Хотя если вспомнить газетные статьи одного из основоположников театральной критики XX века, завлита Художественного театра времен Немировича-Данченко и Станиславского Павла Маркова, то для газеты он писал очень кратко. Таковы требования жанра газетной статьи.
— В ходе фестиваля от ряда Ваших коллег звучало мнение о том, что столичные театры находятся в упадке. Вы согласны с такими заявлениями? И в чем заключается это упадничество современных театров Москвы и Санкт-Петербурга, на Ваш взгляд?
— В последние два-три года мы стали свидетелями любопытного процесса. Какое-то время назад трудно было себе представить театр-митинг, протестный театр или остросоциальный. Наоборот, режиссеры старались избегать подобной драматургии, боясь впасть в пафос, да и зритель скептически воспринимал социально-политические призывы, вплетенные в ткань спектакля.
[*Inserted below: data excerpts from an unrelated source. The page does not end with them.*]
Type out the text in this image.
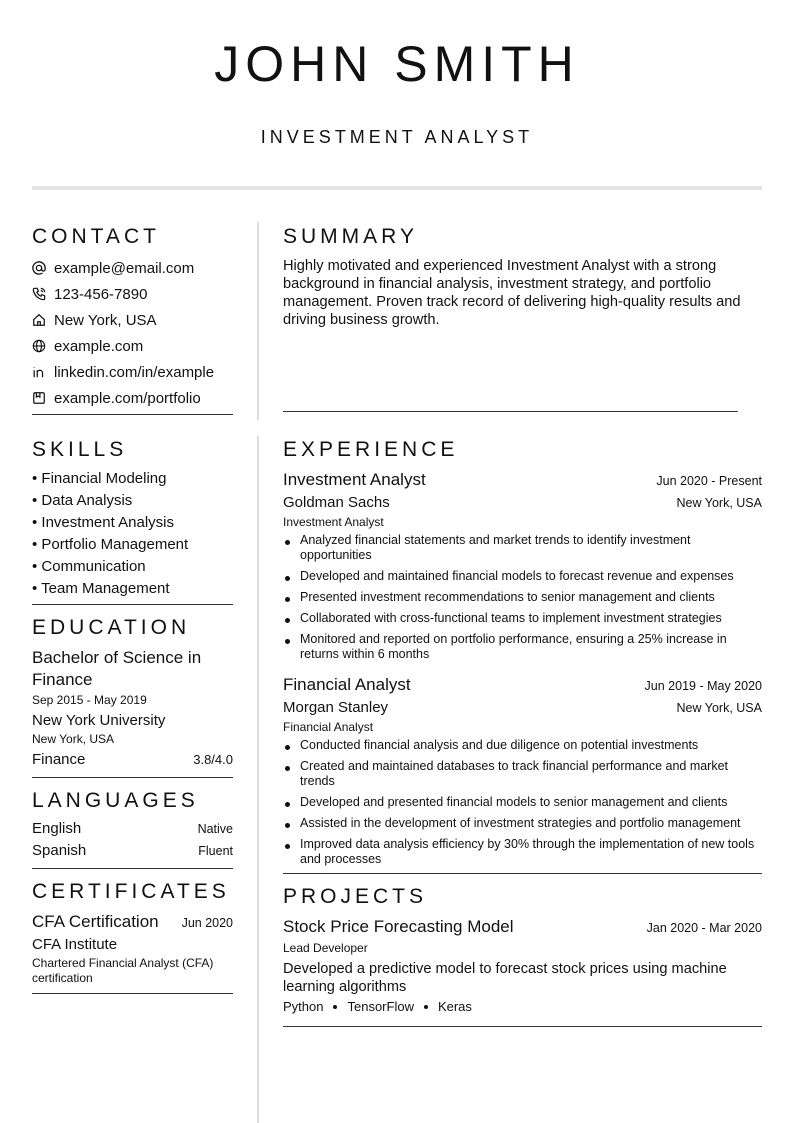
JOHN SMITH
INVESTMENT ANALYST
CONTACT
example@email.com
123-456-7890
New York, USA
example.com
linkedin.com/in/example
example.com/portfolio
SUMMARY
Highly motivated and experienced Investment Analyst with a strong background in financial analysis, investment strategy, and portfolio management. Proven track record of delivering high-quality results and driving business growth.
SKILLS
• Financial Modeling
• Data Analysis
• Investment Analysis
• Portfolio Management
• Communication
• Team Management
EDUCATION
Bachelor of Science in Finance
Sep 2015 - May 2019
New York University
New York, USA
Finance	3.8/4.0
LANGUAGES
English	Native
Spanish	Fluent
CERTIFICATES
CFA Certification Jun 2020
CFA Institute
Chartered Financial Analyst (CFA) certification
EXPERIENCE
Investment Analyst	Jun 2020 - Present
Goldman Sachs	New York, USA
Investment Analyst
Analyzed financial statements and market trends to identify investment opportunities
Developed and maintained financial models to forecast revenue and expenses
Presented investment recommendations to senior management and clients
Collaborated with cross-functional teams to implement investment strategies
Monitored and reported on portfolio performance, ensuring a 25% increase in returns within 6 months
Financial Analyst	Jun 2019 - May 2020
Morgan Stanley	New York, USA
Financial Analyst
Conducted financial analysis and due diligence on potential investments
Created and maintained databases to track financial performance and market trends
Developed and presented financial models to senior management and clients
Assisted in the development of investment strategies and portfolio management
Improved data analysis efficiency by 30% through the implementation of new tools and processes
PROJECTS
Stock Price Forecasting Model	Jan 2020 - Mar 2020
Lead Developer
Developed a predictive model to forecast stock prices using machine learning algorithms
Python TensorFlow Keras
Сейчас все наоборот. Как говорят, утром — в газете, вечером — в куплете. Театр хочет казаться смелым, острополитическим, но на деле происходит подмена понятий. Опасность заключается в том, что режиссеры занимаются конъюнктурой, стремятся сделать себе имя или удержать зрительский интерес, инициируя скандал, желая снискать славу смельчаков, втыкая в действие в тех или иных местах какие-то острые намеки, подмигивая и фиги в кармане. И не дай бог ты это покритикуешь — сразу попадаешь под обстрел, хотя речь идет о грубых, скверно сделанных театральных поделках, не имеющих отношения к искусству.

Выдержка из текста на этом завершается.